Postoperative pneumonia continues to create a burden on healthcare systems, often leading to increases in morbidity, length of hospital stay, and costs. Postoperative pneumonia is the third most common complication among surgical patients and is the third most common infectious complication after urinary tract and wound infections. Despite the availability of effective antibiotics, published research indicates that mortality rates associated with hospital-acquired pneumonia due to gram-negative infection are between 25% and 50%. The overall prognosis for patients experiencing postoperative pneumonia is poor, due in part to comorbidities.

 “Postoperative pneumonia is the third most common complication among surgical patients and is the third most common infectious complication after urinary tract and wound infections.”

According to the Institute for Healthcare Improvement, a facility that performed 10,000 non-cardiac operations per year would be expected to have about 150 cases of postoperative pneumonia. In the ICU, this complication can translate into additional healthcare costs of as much as $40,000 per patient; the estimated mortality rate ranges from 20% to 70%. Throughout the country, pneumonia-prevention programs have been successfully implemented in ICU settings. However, there are currently no such programs in place for patients in surgical wards.

An Effective Pilot Program

In the April 2010 Journal of the American College of Surgeons, my colleagues and I reported a study in which we tested a pilot pneumonia-prevention program to assess its effect on reducing the incidence of postoperative pneumonia in a hospital surgical ward. The pilot prevention program was designed and implemented based on an extensive literature review of risk reduction interventions. In the program, physicians and ward staff received education on preventing pneumonia. Other components of the program included:

Cough and deep-breathing exercises with incentive spirometer.
Twice daily oral hygiene with chlorhexidine swabs.
Ambulation with good pain control.
Head-of-bed elevation to at least 30° and sitting up for all meals.

Quarterly staff meetings were also initiated to discuss the results of and compliance with the program. Pneumonia bundle documentation and computerized pneumonia-prevention order sets in the physician order entry system were also key components in the program.

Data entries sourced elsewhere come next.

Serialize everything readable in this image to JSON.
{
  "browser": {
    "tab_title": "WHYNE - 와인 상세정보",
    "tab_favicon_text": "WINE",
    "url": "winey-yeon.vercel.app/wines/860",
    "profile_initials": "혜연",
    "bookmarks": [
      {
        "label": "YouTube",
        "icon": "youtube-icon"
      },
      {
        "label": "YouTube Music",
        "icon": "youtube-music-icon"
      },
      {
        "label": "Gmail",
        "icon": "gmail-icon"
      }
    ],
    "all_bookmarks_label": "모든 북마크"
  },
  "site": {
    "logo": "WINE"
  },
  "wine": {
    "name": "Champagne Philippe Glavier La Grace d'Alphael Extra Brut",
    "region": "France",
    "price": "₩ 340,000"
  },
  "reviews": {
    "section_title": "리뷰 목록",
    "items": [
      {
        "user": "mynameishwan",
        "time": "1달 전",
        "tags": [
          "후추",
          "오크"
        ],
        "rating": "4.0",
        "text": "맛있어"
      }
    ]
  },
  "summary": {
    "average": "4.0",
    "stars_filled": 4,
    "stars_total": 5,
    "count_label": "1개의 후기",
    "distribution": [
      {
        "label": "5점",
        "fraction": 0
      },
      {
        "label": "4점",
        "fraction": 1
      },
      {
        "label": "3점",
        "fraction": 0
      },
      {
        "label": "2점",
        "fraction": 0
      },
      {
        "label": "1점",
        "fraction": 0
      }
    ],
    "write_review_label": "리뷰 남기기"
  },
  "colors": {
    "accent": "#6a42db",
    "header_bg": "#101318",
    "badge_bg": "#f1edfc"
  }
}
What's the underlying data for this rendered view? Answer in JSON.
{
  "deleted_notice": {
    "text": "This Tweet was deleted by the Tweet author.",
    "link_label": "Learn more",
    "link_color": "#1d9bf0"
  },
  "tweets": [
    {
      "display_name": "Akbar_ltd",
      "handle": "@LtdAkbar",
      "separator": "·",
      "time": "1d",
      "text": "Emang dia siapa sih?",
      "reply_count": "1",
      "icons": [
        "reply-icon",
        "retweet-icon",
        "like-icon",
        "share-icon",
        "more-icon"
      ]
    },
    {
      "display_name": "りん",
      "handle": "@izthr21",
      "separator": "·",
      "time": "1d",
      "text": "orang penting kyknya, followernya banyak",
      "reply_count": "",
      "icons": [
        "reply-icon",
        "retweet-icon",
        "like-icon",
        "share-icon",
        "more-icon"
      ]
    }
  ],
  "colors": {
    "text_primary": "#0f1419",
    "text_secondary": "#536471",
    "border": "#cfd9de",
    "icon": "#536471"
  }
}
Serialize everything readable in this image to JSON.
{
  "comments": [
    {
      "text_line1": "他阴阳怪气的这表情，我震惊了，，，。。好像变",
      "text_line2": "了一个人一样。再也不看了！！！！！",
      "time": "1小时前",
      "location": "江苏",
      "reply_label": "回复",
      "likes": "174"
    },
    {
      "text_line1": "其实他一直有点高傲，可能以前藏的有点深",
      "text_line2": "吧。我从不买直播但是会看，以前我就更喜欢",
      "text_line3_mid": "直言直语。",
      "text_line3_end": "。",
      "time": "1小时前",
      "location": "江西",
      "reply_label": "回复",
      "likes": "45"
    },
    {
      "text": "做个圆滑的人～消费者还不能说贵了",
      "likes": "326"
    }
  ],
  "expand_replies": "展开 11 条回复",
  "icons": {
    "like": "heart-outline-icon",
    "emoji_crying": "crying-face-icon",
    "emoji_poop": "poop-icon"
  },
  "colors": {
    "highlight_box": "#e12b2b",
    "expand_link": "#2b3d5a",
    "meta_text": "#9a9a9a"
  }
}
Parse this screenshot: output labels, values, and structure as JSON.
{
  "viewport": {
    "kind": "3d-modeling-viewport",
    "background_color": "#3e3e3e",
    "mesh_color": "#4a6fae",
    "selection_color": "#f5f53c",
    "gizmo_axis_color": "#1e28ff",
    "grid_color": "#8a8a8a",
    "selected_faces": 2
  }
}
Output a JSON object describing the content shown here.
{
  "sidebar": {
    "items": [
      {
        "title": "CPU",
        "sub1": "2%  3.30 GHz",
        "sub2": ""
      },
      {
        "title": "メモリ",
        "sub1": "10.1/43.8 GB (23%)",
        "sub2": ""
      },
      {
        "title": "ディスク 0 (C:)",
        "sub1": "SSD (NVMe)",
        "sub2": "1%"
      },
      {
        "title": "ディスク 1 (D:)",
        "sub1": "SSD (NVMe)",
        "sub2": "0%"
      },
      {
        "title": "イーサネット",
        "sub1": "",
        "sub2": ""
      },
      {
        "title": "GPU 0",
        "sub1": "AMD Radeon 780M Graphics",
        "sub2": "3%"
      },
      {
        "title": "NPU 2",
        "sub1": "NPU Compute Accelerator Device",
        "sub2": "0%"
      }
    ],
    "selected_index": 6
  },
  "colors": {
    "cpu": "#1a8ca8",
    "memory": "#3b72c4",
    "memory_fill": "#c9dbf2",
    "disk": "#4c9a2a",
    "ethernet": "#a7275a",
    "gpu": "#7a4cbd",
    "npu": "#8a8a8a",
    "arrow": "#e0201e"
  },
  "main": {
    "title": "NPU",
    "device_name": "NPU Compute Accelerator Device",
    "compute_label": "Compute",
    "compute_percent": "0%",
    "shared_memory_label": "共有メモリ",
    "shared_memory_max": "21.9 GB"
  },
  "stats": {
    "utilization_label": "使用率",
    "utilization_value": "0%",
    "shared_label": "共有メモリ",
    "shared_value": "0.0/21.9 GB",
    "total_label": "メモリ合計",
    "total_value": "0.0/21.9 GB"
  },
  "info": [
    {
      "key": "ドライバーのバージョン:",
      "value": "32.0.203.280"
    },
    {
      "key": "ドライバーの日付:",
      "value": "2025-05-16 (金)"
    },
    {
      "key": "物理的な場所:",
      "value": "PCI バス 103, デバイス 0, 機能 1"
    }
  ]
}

After the intervention, we calculated the incidence of postoperative pneumonia using the prospectively collected National Surgical Quality Improvement Project database, which captured data on approximately half of inpatient admissions. According to findings, our pilot pneumonia-prevention program significantly reduced postoperative pneumonia in a hospital surgical ward. There was a significant decrease in ward pneumonia incidence from 0.78% in the pre-intervention group, as compared with 0.18% in the post-intervention group. This represented an 81% decrease in the incidence of postoperative pneumonia from 2006 to 2008. Pneumonia was diagnosed in the surgical ward in 13 of 1,668 inpatient admissions before the pilot program was initiated. After program initiation, only three of 1,651 inpatient admissions with pneumonia were diagnosed in the ward.

Potential for Universal Implementation

In light of our findings, there is hope that this pilot program can be used in more institutions throughout the United States. If expanded to other VA or private hospitals, this program could help improve patient care and lower morbidity, mortality, and overall healthcare costs. It’s also a low-cost, high-impact program that is simple to implement. The interventions were not costly, but did require ongoing communication and cooperation between physicians and nursing leadership to achieve compliance with the measures. The hope is that with more research we can optimize the potential of the pilot program and disseminate it to more hospital surgical wards in an effort to decrease inpatient postoperative pneumonias and reduce the burden of these problems in the future.